Figure 3. SEM-images of nano-size filaments found in the crystal structure of moonmilk de­posits from the "Grotte des Collemboles". a among typical moonmilk monocrystalline rods and polycrystalline fibers indicated by white ar­rows one sees b dense meshes of tiny fila­ments, which were compacted into the stacked pellets or c dense biofilms, mostly randomly ori­entated, but d occasionally one-way directed. Source

Just being there and providing nucleation centers probab­ly does not suffice for moonmilk formation. How about raising the pH? About half the isolates had ureolytic acti­vi­ty in the lab, two of them being extra-strong at it. Most of the strains carried the corresponding genes in their ge­­nomes, some in several copies. Also common were genes for carbonic anhydrase, an enzyme that converts bicarbo­na­te into the CO₂ needed for biomineralization. So were other genes involved in inorganic ion transport and meta­bolism that may be involved. In addition to mes­sing with the pH, bacteria may also be directly involved in calcium carbonate mineralization by actively transporting calcium ions. In fact, they found the genes for a Ca²⁺/2H⁺ anti­porter in half their isolates.
 

Moonmilking in the Lab

Now for making moonmilk in the lab. Can the strepto­my­ce­tes do it ? The authors selected strains that had strong ureolytic and ammonification activities, probably the two most significant activities involved in the process. After growing them for several months on urea-containing medium, they found abundant calcite deposits on the colonies. No urea, no deposits. The nature of the deposits was confirmed by looking under polarized light plus by backscatter electron and elemental X-ray analysis.
 

Conclusions ?

Figure 4. Biogenic signatures within mineral de­posits produced by moonmilk-originating Strep­tomyces in culture (Images using low vacuum-SEM-backscattered electron detector). Numer­ous bacterial imprints are seen, along with the different morphologies of mineral deposits spe­cific to the culture conditions used. Streptomy­ces filaments are completely incorporated into the produced minerals, as observed for strains MM99 (a, b), MM24 (c–e) in CPA medium, as well as for MM99 (g) and MM24 (i, j) in modified B-4 agar. Their mineralization also appears as wrinkles each containing a bacterial filament suggesting their progressive encrustation within the mineral (b, e, arrows). See text of paper for details.

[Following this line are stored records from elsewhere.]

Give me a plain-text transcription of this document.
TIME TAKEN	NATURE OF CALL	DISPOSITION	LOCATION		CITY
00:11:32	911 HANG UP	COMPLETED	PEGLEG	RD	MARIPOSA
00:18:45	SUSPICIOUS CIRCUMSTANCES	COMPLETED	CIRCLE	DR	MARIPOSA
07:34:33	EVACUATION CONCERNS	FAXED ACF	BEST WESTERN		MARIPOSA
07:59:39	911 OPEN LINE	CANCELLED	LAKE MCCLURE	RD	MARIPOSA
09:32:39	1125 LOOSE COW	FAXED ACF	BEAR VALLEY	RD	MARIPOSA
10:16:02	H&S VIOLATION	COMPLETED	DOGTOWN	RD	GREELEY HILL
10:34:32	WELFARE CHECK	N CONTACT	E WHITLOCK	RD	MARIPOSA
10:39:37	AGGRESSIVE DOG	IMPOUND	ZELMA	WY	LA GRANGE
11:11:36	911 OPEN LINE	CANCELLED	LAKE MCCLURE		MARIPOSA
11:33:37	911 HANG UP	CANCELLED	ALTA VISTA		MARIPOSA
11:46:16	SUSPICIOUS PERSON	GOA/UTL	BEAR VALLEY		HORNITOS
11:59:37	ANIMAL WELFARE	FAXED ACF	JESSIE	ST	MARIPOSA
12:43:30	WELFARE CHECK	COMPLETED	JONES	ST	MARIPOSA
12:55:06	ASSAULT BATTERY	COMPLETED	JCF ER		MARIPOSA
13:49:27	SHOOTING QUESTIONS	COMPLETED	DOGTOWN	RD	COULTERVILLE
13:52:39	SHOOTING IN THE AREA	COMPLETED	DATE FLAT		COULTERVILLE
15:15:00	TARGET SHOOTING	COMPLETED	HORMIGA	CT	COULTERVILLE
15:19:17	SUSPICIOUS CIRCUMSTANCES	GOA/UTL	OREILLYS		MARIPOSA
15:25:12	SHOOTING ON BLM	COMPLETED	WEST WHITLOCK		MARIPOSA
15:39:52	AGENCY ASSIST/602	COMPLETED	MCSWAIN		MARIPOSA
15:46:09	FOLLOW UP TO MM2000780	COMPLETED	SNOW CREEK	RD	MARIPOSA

The authors propose that the strep­tomy­ce­tes they iso­la­ted have the metabolic potential to promote calcifi­cation, although perhaps not all by the same pathway. They say: "These findings, supported by microscopy observations of bacteria-like filaments in moonmilk deposits and crus­tal formed by individual moonmilk-originating bacteria confirm its biogenic origin and the importance of fila­men­tous Actinomycetes in its genesis. However, the meta­bol­ic activities evaluated  in vitro were not always related to the genetic predisposition of individual strains as some isolates with grater genetic potential remained meta­bo­li­cal­ly silent. This may suggest that they were grown under conditions too different from those encountered in their original niche to trigger the investigated activity or that the specific environmental cues are required for their ac­tivities. Consequently, whether these processes are in­deed active in situ also remains an open question." They also point out that the uncultivated microbes endemic to moonmilk, which are the large majority, were not includ­ed in these or other studies. They think that a proteomic analysis will tell. Perhaps they will come up with the ans­wer to the fundamental question of why do carbonates become moonmilk and not other shapes and forms?
 

I, for one, appreciate how complex the study of the microbiome of a natural sample can be. Lots of factors, lifeless and living, come into play and their interactions are staggering in number. This study is a good example of how hard it really is to figure out even something as simple sounding as making 'milk' in a cave.
 

This paper was discussed in the podcast This Week in Microbiology (TWiM), episode 157.